AndreasGocht/pycopcor

Folders and files

NameName
Last commit message
Last commit date

Latest commit

 

History

3 Commits
 
 
 
 
 
 
 
 
 
 
 
 
 
 
 
 
 
 

Repository files navigation

pyCopCor

pyCopCor is a framework which implements different copula-based correlation approaches. The framework is a result of my dissertation. If you use any of these methods, you are welcome to cite my Dissertation. While I create the empirical approach, the other approaches are based on other works, which you'll find in the References section. However, I did spend some time parallelising and optimising some methods to modern CPUs supporting AVX2.

Table of contents

Marginals

To work with the Copula functions, you first need the marginals of your data.
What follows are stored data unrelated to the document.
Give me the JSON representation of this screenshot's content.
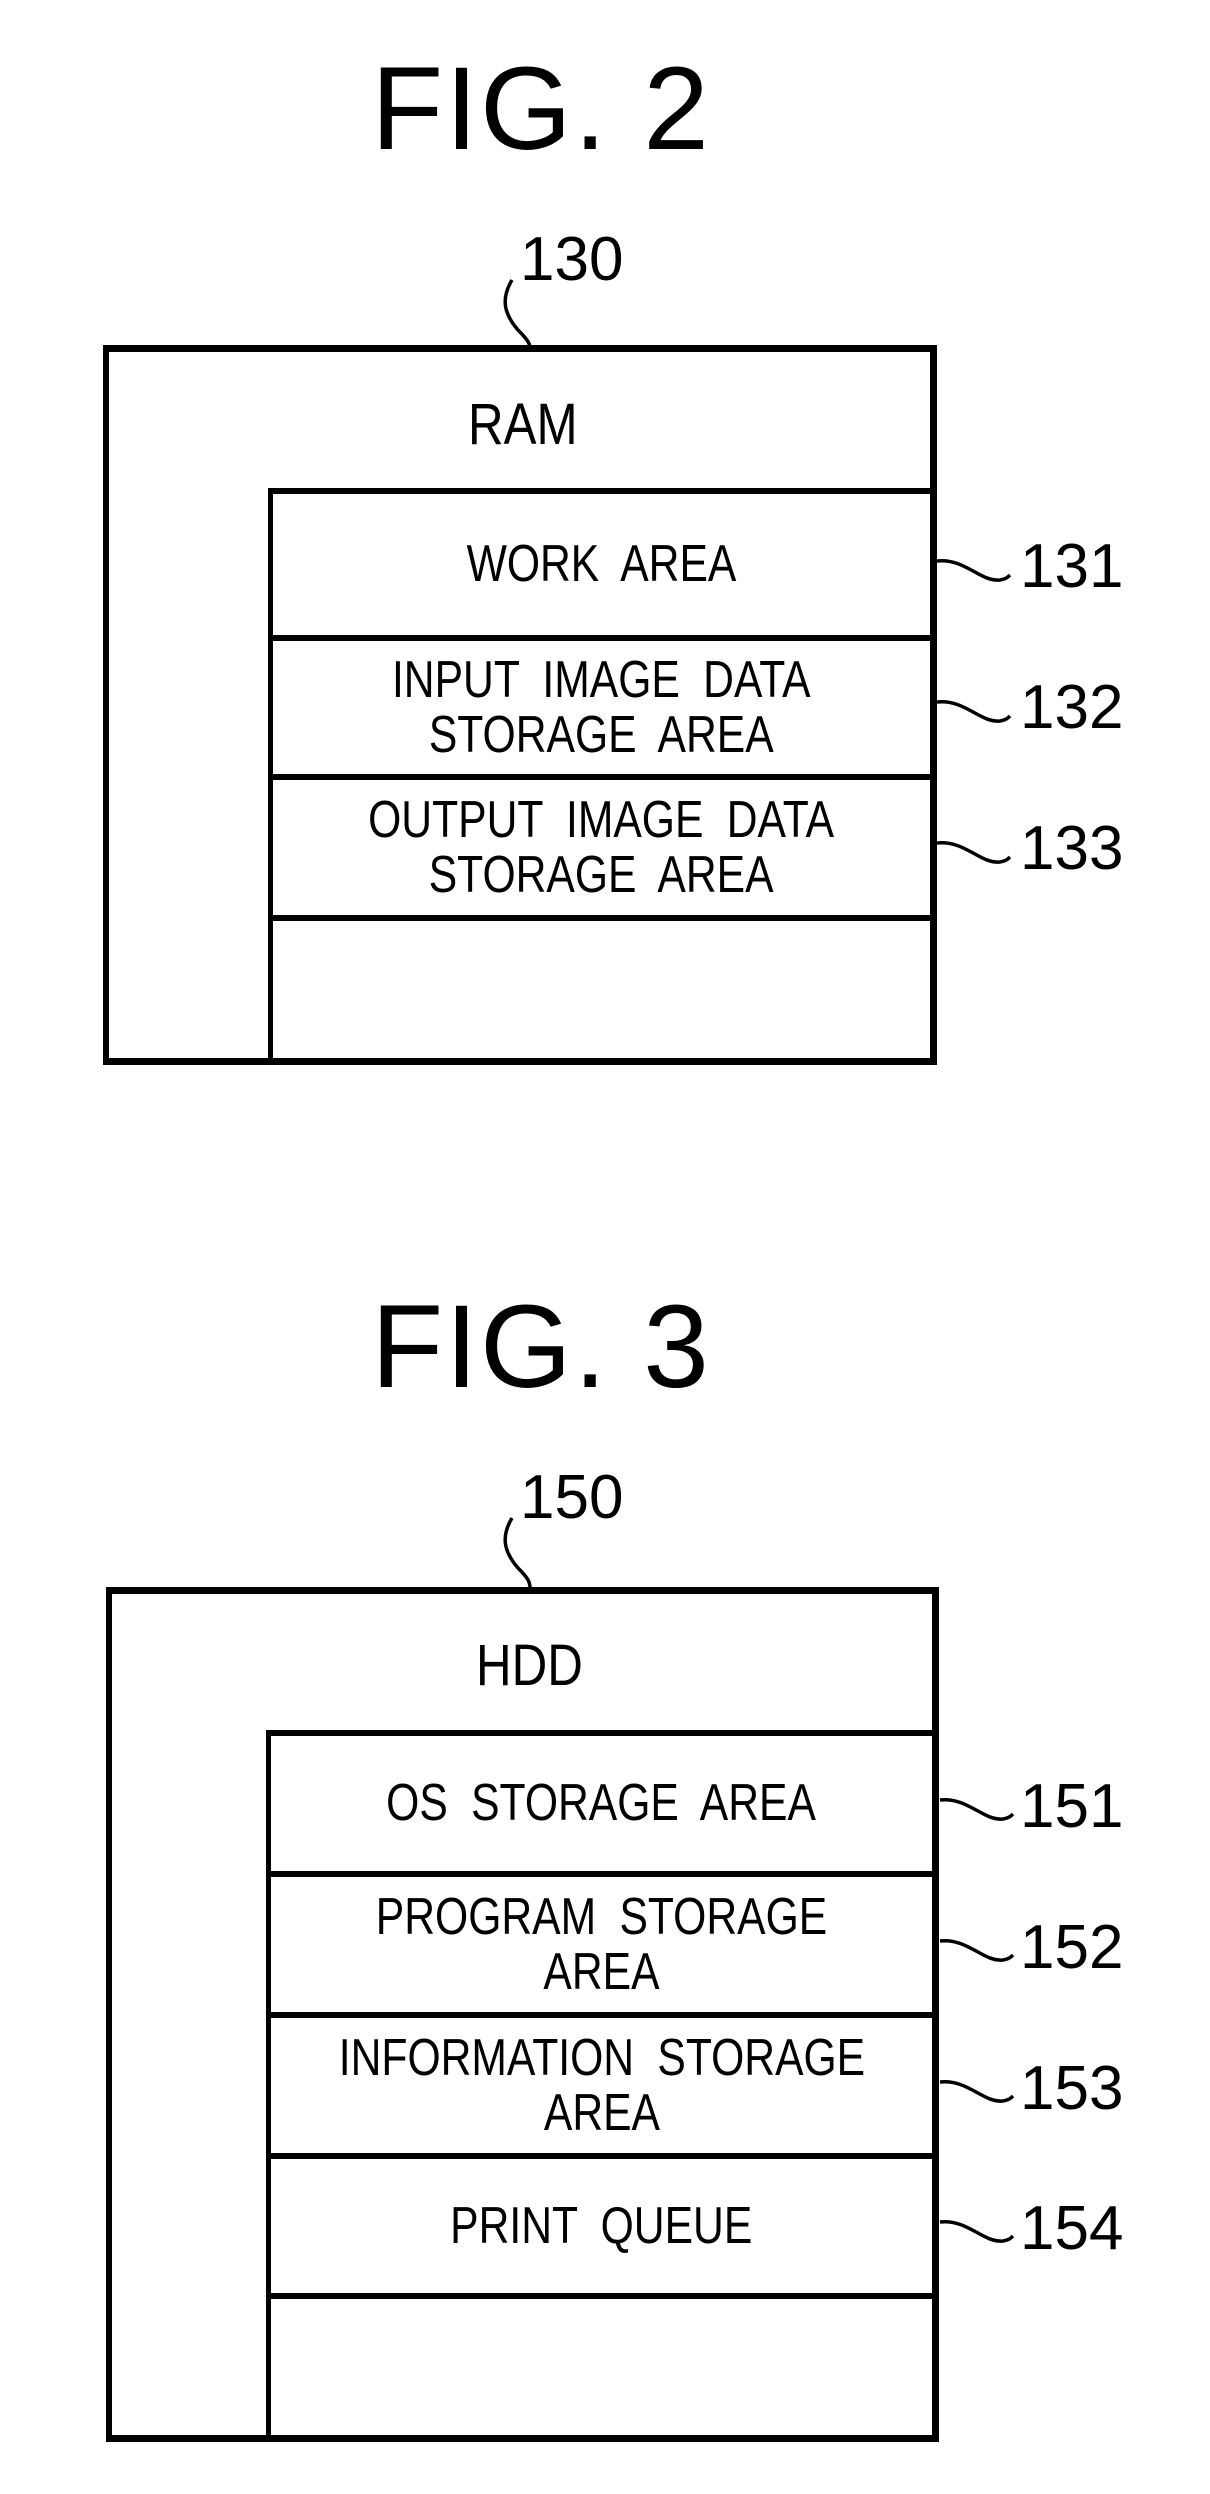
{
  "figures": [
    {
      "title": "FIG. 2",
      "ref": "130",
      "label": "RAM",
      "rows": [
        {
          "text": "WORK  AREA",
          "ref": "131"
        },
        {
          "text": "INPUT  IMAGE  DATA\nSTORAGE  AREA",
          "ref": "132"
        },
        {
          "text": "OUTPUT  IMAGE  DATA\nSTORAGE  AREA",
          "ref": "133"
        },
        {
          "text": "",
          "ref": ""
        }
      ]
    },
    {
      "title": "FIG. 3",
      "ref": "150",
      "label": "HDD",
      "rows": [
        {
          "text": "OS  STORAGE  AREA",
          "ref": "151"
        },
        {
          "text": "PROGRAM  STORAGE  AREA",
          "ref": "152"
        },
        {
          "text": "INFORMATION  STORAGE\nAREA",
          "ref": "153"
        },
        {
          "text": "PRINT  QUEUE",
          "ref": "154"
        },
        {
          "text": "",
          "ref": ""
        }
      ]
    }
  ]
}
These can be computed for 1-D numpy arrays X, Y or Z using:

import pycopcor.marginal as pcm
fx_0 = pcm.density(X[:])
fx_1 = pcm.density(Y[:])
fx_2 = pcm.density(Z[:])

Variable Selection based on the Work of Schweizer and Wolff

One promising approach for dependence or correlation analysis is created by Schweizer and Wolff [1] based on a dissertation of Wolff [2]. Using copulas, they described a set of measures for dependence:

  • Spearman's $\rho = 12 \int_0^1{\int_0^1 {(C(u,v)-uv)du dv}}$
  • $\gamma = (90 \int_0^1{\int_0^1 {(C(u,v)-uv)^2du dv}})^{\frac{1}{2}}$
  • $\sigma = 12 \int_0^1{\int_0^1 {|C(u,v)-uv|du dv}}$

where $C(u,v)$ is the Copula of the marginals $u=F(x)$ and $v=G(y)$

Seth and Príncipe [3] proposed $\gamma$ for variable selection, using maximum relevance minimum redundancy

$\rho$, $\sigma$ and $\gamma$ can be computed using:

import pycopcor.copula.wolff as pcw
pcw.spearman(fx_0,fx_1)
pcw.sigma(fx_0,fx_1)
pcw.gamma(fx_0,fx_1)

Copula Entropy

More recent work from Blumentritt and Schmid [4] or from Ma and Sun [5] showed that copula entropy is mutual information for continuous-valued variables. Two ways to calculate the copula entropy exist: Using histograms, as done in [4,5] or using the empirical copula, as shown in my dissertation [0, p. 41]. Both approaches have benefits and drawbacks. Some of them are shown in the notebooks folder.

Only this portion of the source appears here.